La crise financière a constitué l’occasion de s’interroger sur les
fondements et le fonctionnement de la finance. Depuis près d’un siècle,
la théorie de la finance s’appuie majoritairement sur les hypothèses de
rationalité des investisseurs et d’efficience des marchés dans le but de
mieux comprendre les phénomènes financiers. Toutefois, de nombreux
événements restent inexpliqués au regard de cette théorie. Est-il possible
de réconcilier la réalité des marchés et la théorie financière ? Un autre
mode de pensée, la finance comportementale, vise à apporter une
réponse aux lacunes constatées.
1 Introduction
Une théorie
financière
basée
sur des
hypothèses
simplificatrices
La théorie financière a pour objectif (au sens large) de comprendre et d’expliquer les
différents phénomènes financiers. Son champ d’investigation comprend l’étude des
marchés financiers, mais aussi l’étude des décisions financières des agents
économiques.
Dans ce cadre, la théorie financière (néo)classique, apparue en 1900 avec les
travaux du mathématicien français Louis Bachelier, s'appuie sur deux hypothèses
principales : la rationalité des individus et l’efficience des marchés1.

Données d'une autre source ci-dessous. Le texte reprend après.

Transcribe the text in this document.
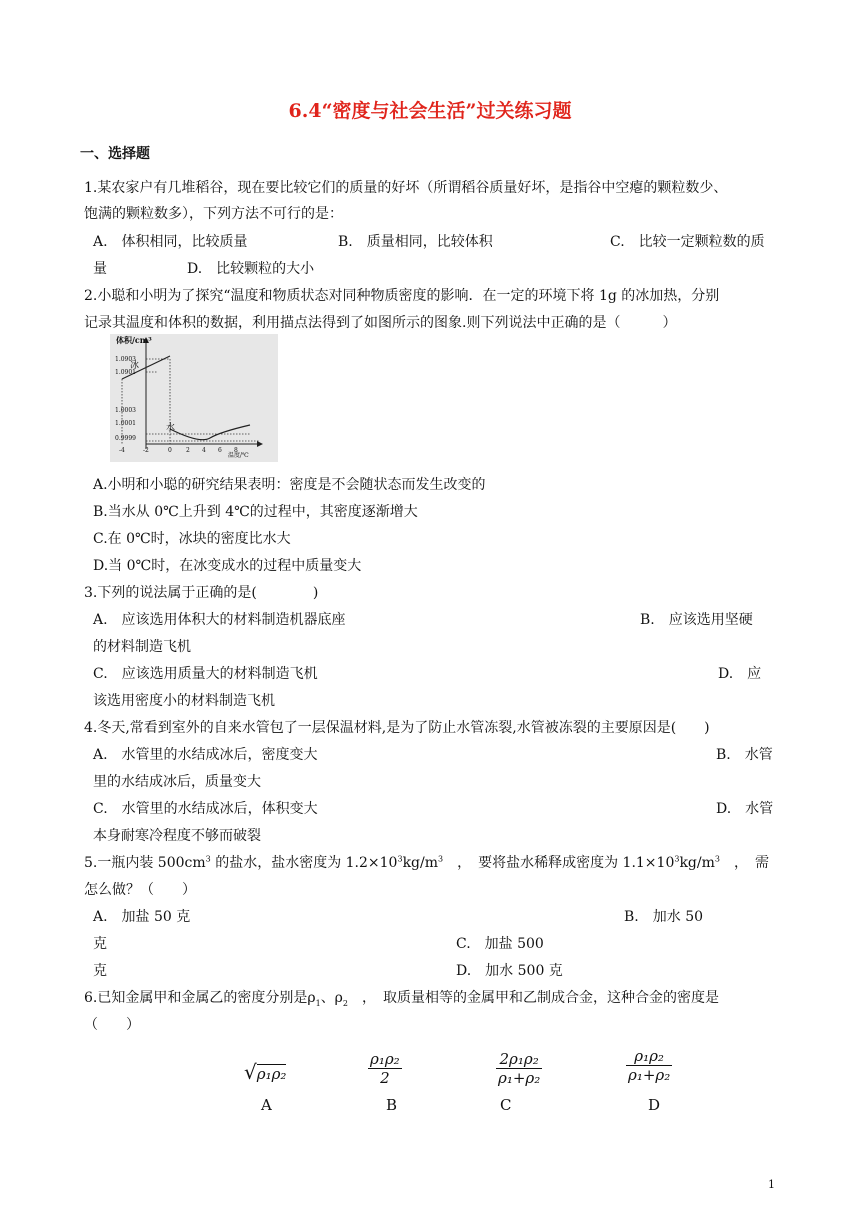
6.4“密度与社会生活”过关练习题
一、选择题
1.某农家户有几堆稻谷，现在要比较它们的质量的好坏（所谓稻谷质量好坏，是指谷中空瘪的颗粒数少、
饱满的颗粒数多），下列方法不可行的是：
A.　体积相同，比较质量	B.　质量相同，比较体积	C.　比较一定颗粒数的质
量	D.　比较颗粒的大小
2.小聪和小明为了探究“温度和物质状态对同种物质密度的影响．在一定的环境下将 1g 的冰加热，分别
记录其温度和体积的数据，利用描点法得到了如图所示的图象.则下列说法中正确的是（　　　）
体积/cm³
温度/℃
冰
水
1.0903
1.0901
1.0003
1.0001
0.9999
-4	-2	0 2 4 6 8
A.小明和小聪的研究结果表明：密度是不会随状态而发生改变的
B.当水从 0℃上升到 4℃的过程中，其密度逐渐增大
C.在 0℃时，冰块的密度比水大
D.当 0℃时，在冰变成水的过程中质量变大
3.下列的说法属于正确的是(　　　　)
A.　应该选用体积大的材料制造机器底座	B.　应该选用坚硬
的材料制造飞机
C.　应该选用质量大的材料制造飞机	D.　应
该选用密度小的材料制造飞机
4.冬天,常看到室外的自来水管包了一层保温材料,是为了防止水管冻裂,水管被冻裂的主要原因是(　　)
A.　水管里的水结成冰后，密度变大	B.　水管
里的水结成冰后，质量变大
C.　水管里的水结成冰后，体积变大	D.　水管
本身耐寒冷程度不够而破裂
5.一瓶内装 $500cm^3$ 的盐水，盐水密度为 $1.2\times 10^3kg/m^3$　，　要将盐水稀释成密度为 $1.1\times 10^3kg/m^3$　，　需
怎么做？（　　）
A.　加盐 50 克	B.　加水 50
克	C.　加盐 500
克	D.　加水 500 克
6.已知金属甲和金属乙的密度分别是$\rho_1$、$\rho_2$　，　取质量相等的金属甲和乙制成合金，这种合金的密度是
（　　）
√ρ₁ρ₂	$\frac{\text{ρ₁ρ₂}}{2}$	$\frac{\text{2ρ₁ρ₂}}{\text{ρ₁+ρ₂}}$	$\frac{\text{ρ₁ρ₂}}{\text{ρ₁+ρ₂}}$
A	B	C	D
1
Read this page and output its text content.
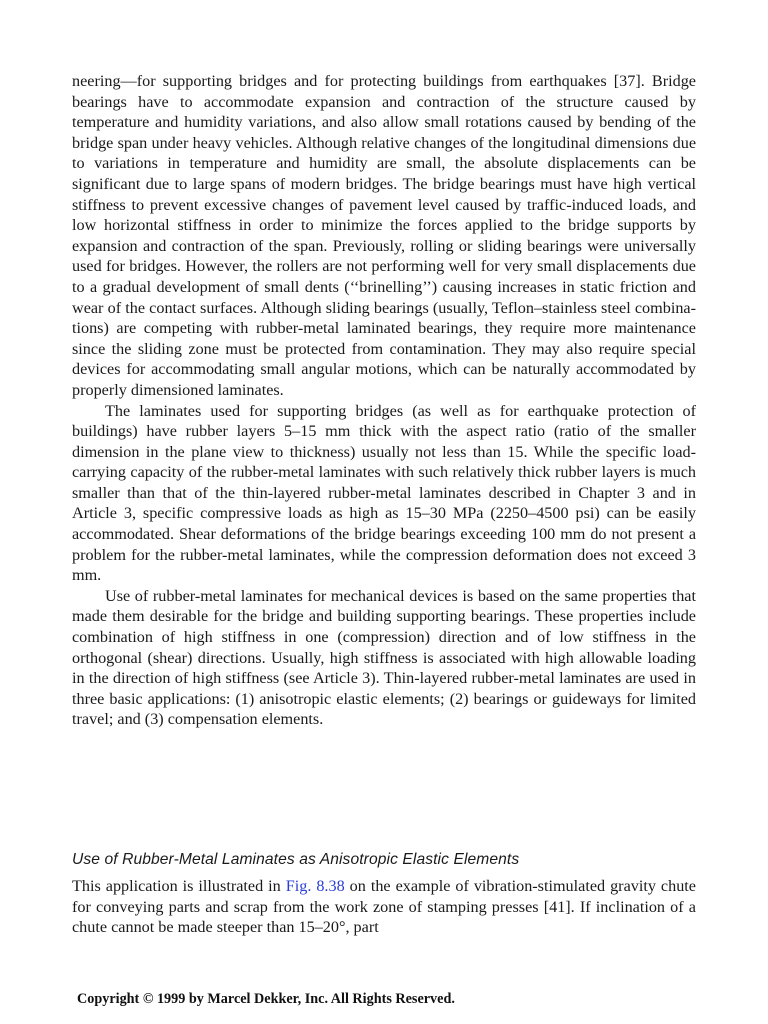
neering—for supporting bridges and for protecting buildings from earthquakes [37]. Bridge bearings have to accommodate expansion and contraction of the structure caused by temperature and humidity variations, and also allow small rotations caused by bending of the bridge span under heavy vehicles. Although relative changes of the longitudinal dimensions due to variations in temperature and humidity are small, the absolute displacements can be significant due to large spans of modern bridges. The bridge bearings must have high vertical stiffness to prevent excessive changes of pavement level caused by traffic-induced loads, and low horizontal stiffness in order to minimize the forces applied to the bridge supports by expansion and contraction of the span. Previously, rolling or sliding bearings were universally used for bridges. However, the rollers are not performing well for very small displacements due to a gradual development of small dents (‘‘brinelling’’) causing increases in static friction and wear of the contact surfaces. Although sliding bearings (usually, Teflon–stainless steel combinations) are competing with rubber-metal laminated bearings, they require more maintenance since the sliding zone must be protected from contamination. They may also require special devices for accommodating small angular motions, which can be naturally accommodated by properly dimensioned laminates.

The laminates used for supporting bridges (as well as for earthquake protection of buildings) have rubber layers 5–15 mm thick with the aspect ratio (ratio of the smaller dimension in the plane view to thickness) usually not less than 15. While the specific load-carrying capacity of the rubber-metal laminates with such relatively thick rubber layers is much smaller than that of the thin-layered rubber-metal laminates described in Chapter 3 and in Article 3, specific compressive loads as high as 15–30 MPa (2250–4500 psi) can be easily accommodated. Shear deformations of the bridge bearings exceeding 100 mm do not present a problem for the rubber-metal laminates, while the compression deformation does not exceed 3 mm.

Use of rubber-metal laminates for mechanical devices is based on the same properties that made them desirable for the bridge and building supporting bearings. These properties include combination of high stiffness in one (compression) direction and of low stiffness in the orthogonal (shear) directions. Usually, high stiffness is associated with high allowable loading in the direction of high stiffness (see Article 3). Thin-layered rubber-metal laminates are used in three basic applications: (1) anisotropic elastic elements; (2) bearings or guideways for limited travel; and (3) compensation elements.

Use of Rubber-Metal Laminates as Anisotropic Elastic Elements

This application is illustrated in Fig. 8.38 on the example of vibration-stimulated gravity chute for conveying parts and scrap from the work zone of stamping presses [41]. If inclination of a chute cannot be made steeper than 15–20°, part

Copyright © 1999 by Marcel Dekker, Inc. All Rights Reserved.
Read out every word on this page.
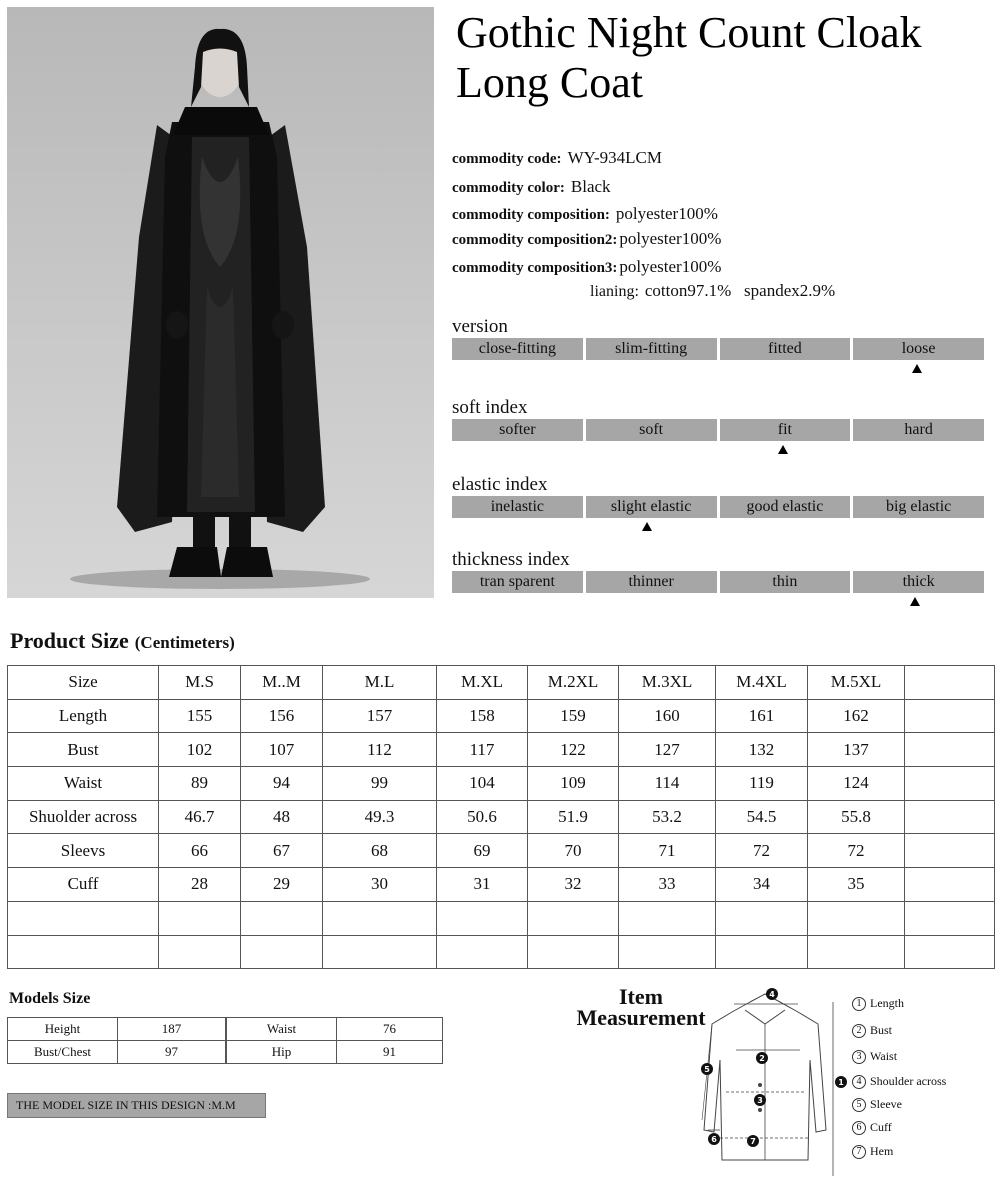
Gothic Night Count Cloak Long Coat
commodity code: WY-934LCM
commodity color: Black
commodity composition: polyester100%
commodity composition2: polyester100%
commodity composition3: polyester100%
lianing: cotton97.1%   spandex2.9%
version
close-fitting	slim-fitting	fitted	loose
soft index
softer	soft	fit	hard
elastic index
inelastic	slight elastic	good elastic	big elastic
thickness index
tran sparent	thinner	thin	thick
Product Size (Centimeters)
Size	M.S	M..M	M.L	M.XL	M.2XL	M.3XL	M.4XL	M.5XL	
Length	155	156	157	158	159	160	161	162	
Bust	102	107	112	117	122	127	132	137	
Waist	89	94	99	104	109	114	119	124	
Shuolder across	46.7	48	49.3	50.6	51.9	53.2	54.5	55.8	
Sleevs	66	67	68	69	70	71	72	72	
Cuff	28	29	30	31	32	33	34	35	

Models Size
Height	187
Bust/Chest	97
Waist	76
Hip	91
THE MODEL SIZE IN THIS DESIGN :M.M
Item
Measurement
1
2
3
4
5
6	7
1 Length
2 Bust
3 Waist
4 Shoulder across
5 Sleeve
6 Cuff
7 Hem
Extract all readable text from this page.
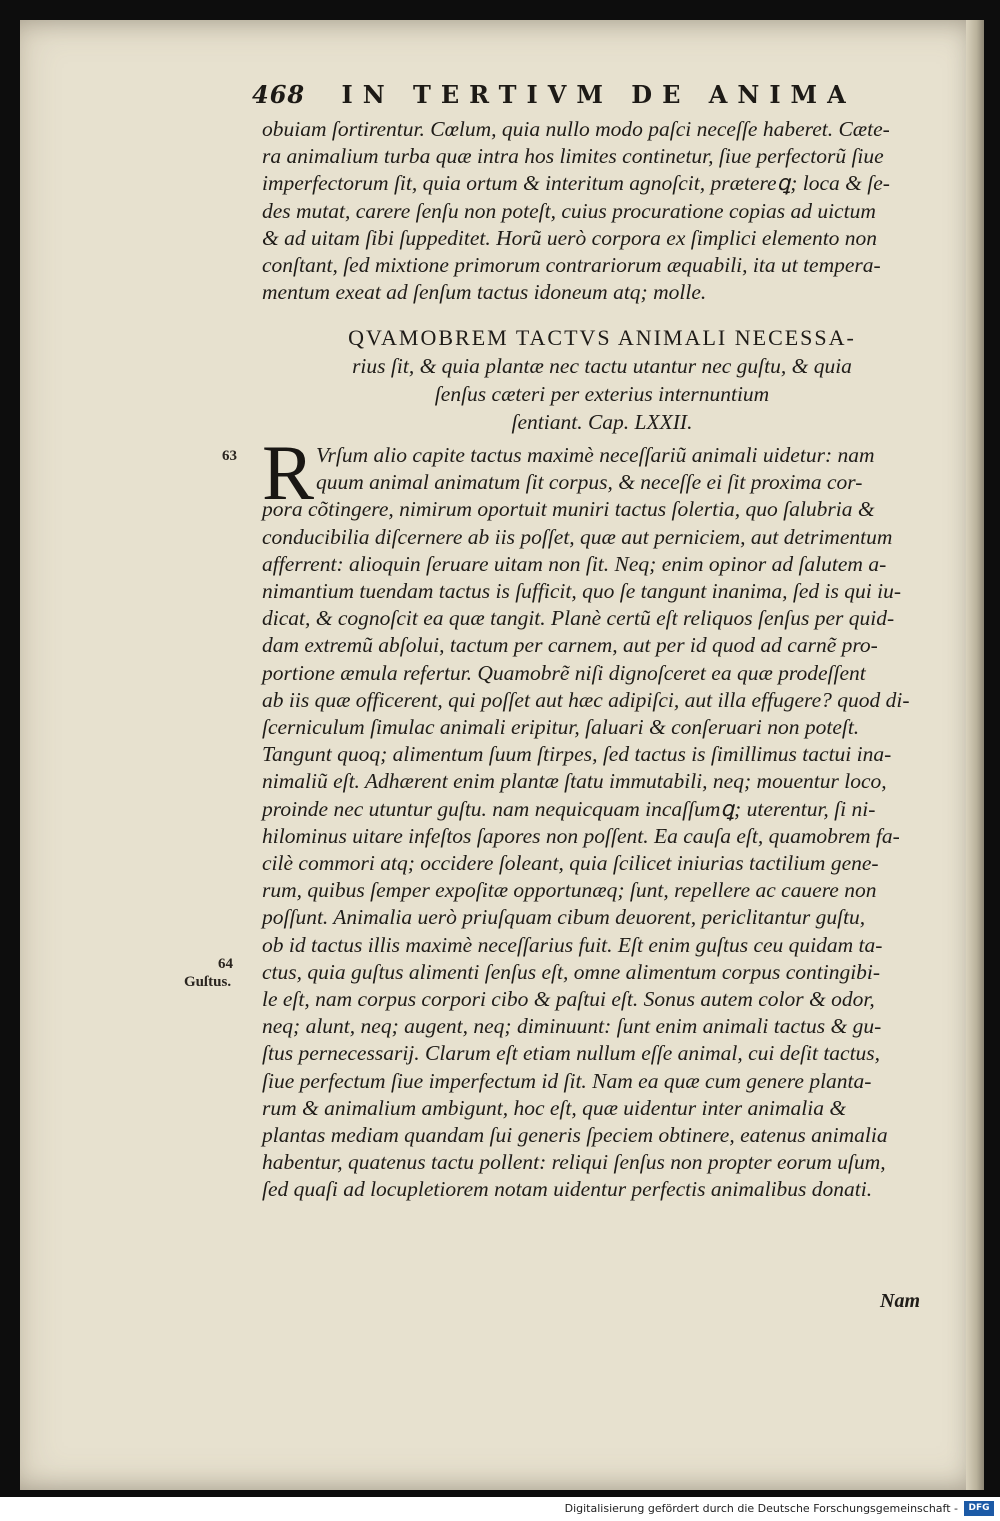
468 IN TERTIVM DE ANIMA
obuiam ſortirentur. Cœlum, quia nullo modo paſci neceſſe haberet. Cæte-
ra animalium turba quæ intra hos limites continetur, ſiue perfectorũ ſiue
imperfectorum ſit, quia ortum & interitum agnoſcit, prætereꝗ; loca & ſe-
des mutat, carere ſenſu non poteſt, cuius procuratione copias ad uictum
& ad uitam ſibi ſuppeditet. Horũ uerò corpora ex ſimplici elemento non
conſtant, ſed mixtione primorum contrariorum æquabili, ita ut tempera-
mentum exeat ad ſenſum tactus idoneum atq; molle.
QVAMOBREM TACTVS ANIMALI NECESSA-
rius ſit, & quia plantæ nec tactu utantur nec guſtu, & quia
ſenſus cæteri per exterius internuntium
ſentiant. Cap. LXXII.
R Vrſum alio capite tactus maximè neceſſariũ animali uidetur: nam
quum animal animatum ſit corpus, & neceſſe ei ſit proxima cor-
pora cõtingere, nimirum oportuit muniri tactus ſolertia, quo ſalubria &
conducibilia diſcernere ab iis poſſet, quæ aut perniciem, aut detrimentum
afferrent: alioquin ſeruare uitam non ſit. Neq; enim opinor ad ſalutem a-
nimantium tuendam tactus is ſufficit, quo ſe tangunt inanima, ſed is qui iu-
dicat, & cognoſcit ea quæ tangit. Planè certũ eſt reliquos ſenſus per quid-
dam extremũ abſolui, tactum per carnem, aut per id quod ad carnẽ pro-
portione æmula refertur. Quamobrẽ niſi dignoſceret ea quæ prodeſſent
ab iis quæ officerent, qui poſſet aut hæc adipiſci, aut illa effugere? quod di-
ſcerniculum ſimulac animali eripitur, ſaluari & conſeruari non poteſt.
Tangunt quoq; alimentum ſuum ſtirpes, ſed tactus is ſimillimus tactui ina-
nimaliũ eſt. Adhærent enim plantæ ſtatu immutabili, neq; mouentur loco,
proinde nec utuntur guſtu. nam nequicquam incaſſumꝗ; uterentur, ſi ni-
hilominus uitare infeſtos ſapores non poſſent. Ea cauſa eſt, quamobrem fa-
cilè commori atq; occidere ſoleant, quia ſcilicet iniurias tactilium gene-
rum, quibus ſemper expoſitæ opportunæq; ſunt, repellere ac cauere non
poſſunt. Animalia uerò priuſquam cibum deuorent, periclitantur guſtu,
ob id tactus illis maximè neceſſarius fuit. Eſt enim guſtus ceu quidam ta-
ctus, quia guſtus alimenti ſenſus eſt, omne alimentum corpus contingibi-
le eſt, nam corpus corpori cibo & paſtui eſt. Sonus autem color & odor,
neq; alunt, neq; augent, neq; diminuunt: ſunt enim animali tactus & gu-
ſtus pernecessarij. Clarum eſt etiam nullum eſſe animal, cui deſit tactus,
ſiue perfectum ſiue imperfectum id ſit. Nam ea quæ cum genere planta-
rum & animalium ambigunt, hoc eſt, quæ uidentur inter animalia &
plantas mediam quandam ſui generis ſpeciem obtinere, eatenus animalia
habentur, quatenus tactu pollent: reliqui ſenſus non propter eorum uſum,
ſed quaſi ad locupletiorem notam uidentur perfectis animalibus donati.
63
64
Guſtus.
Nam
Digitalisierung gefördert durch die Deutsche Forschungsgemeinschaft -	DFG
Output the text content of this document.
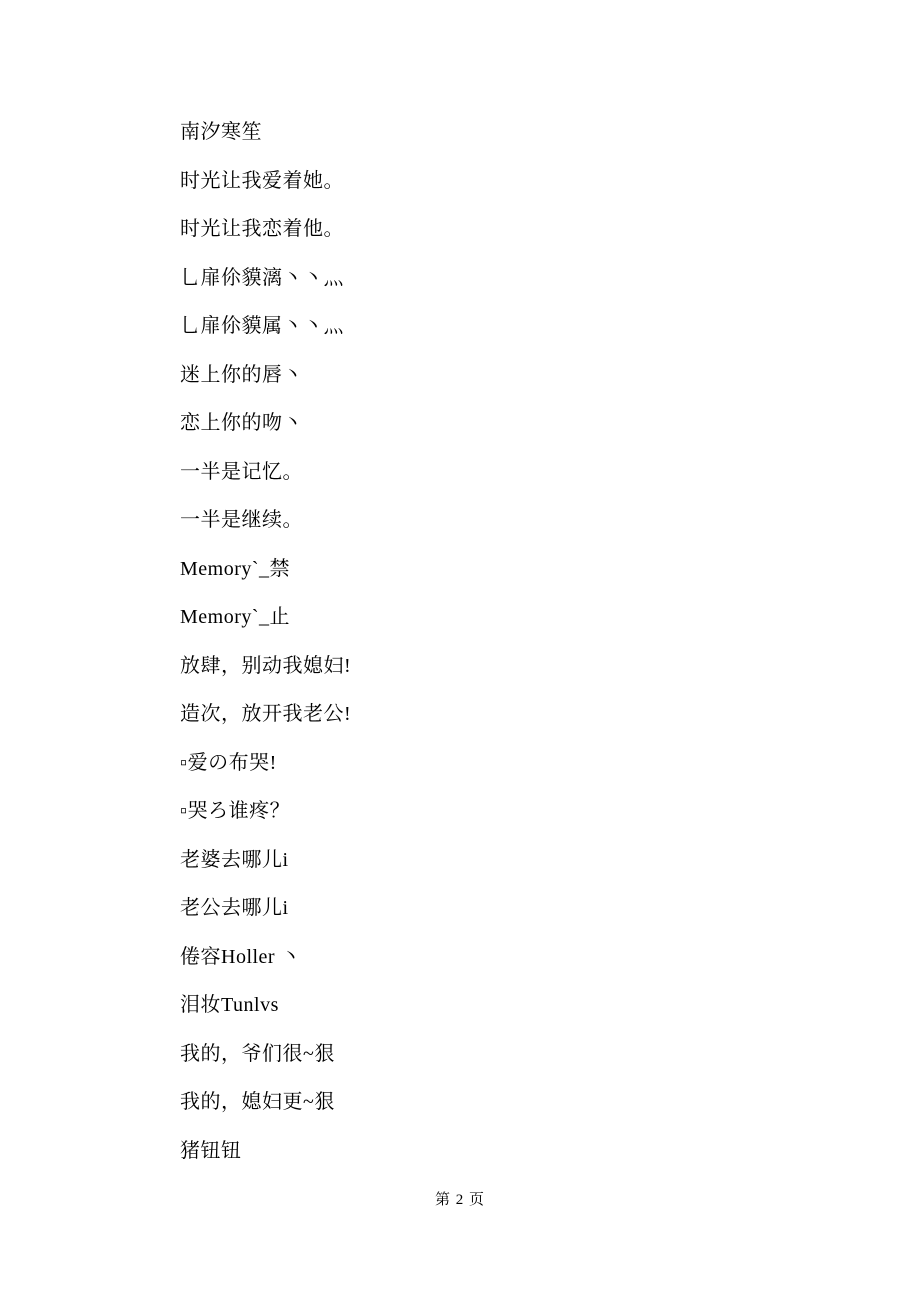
南汐寒笙
时光让我爱着她。
时光让我恋着他。
乚扉伱貘漓丶丶灬
乚扉伱貘属丶丶灬
迷上你的唇丶
恋上你的吻丶
一半是记忆。
一半是继续。
Memory`_禁
Memory`_止
放肆，别动我媳妇!
造次，放开我老公!
▫爱の布哭!
▫哭ろ谁疼？
老婆去哪儿i
老公去哪儿i
倦容Holler 丶
泪妆Tunlvs
我的，爷们很~狠
我的，媳妇更~狠
猪钮钮
第 2 页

Pour que le modèle théorique fonctionne, il a en effet paru nécessaire de poser un
certain nombre d'hypothèses simplificatrices. L'objectif de ces dernières est
généralement de faciliter la modélisation des phénomènes financiers, en réduisant la
complexité du modèle et le nombre de variables étudiées.
Une de ces hypothèses établit ainsi que l'homme est économiquement rationnel. On
le dénomme sous le terme d'Homo œconomicus. Par rationnel, il est sous-entendu
que l'homme prend ses décisions en utilisant toutes les informations qui sont
disponibles et a pour objectif de maximiser son utilité (dans ce cas-ci, son profit).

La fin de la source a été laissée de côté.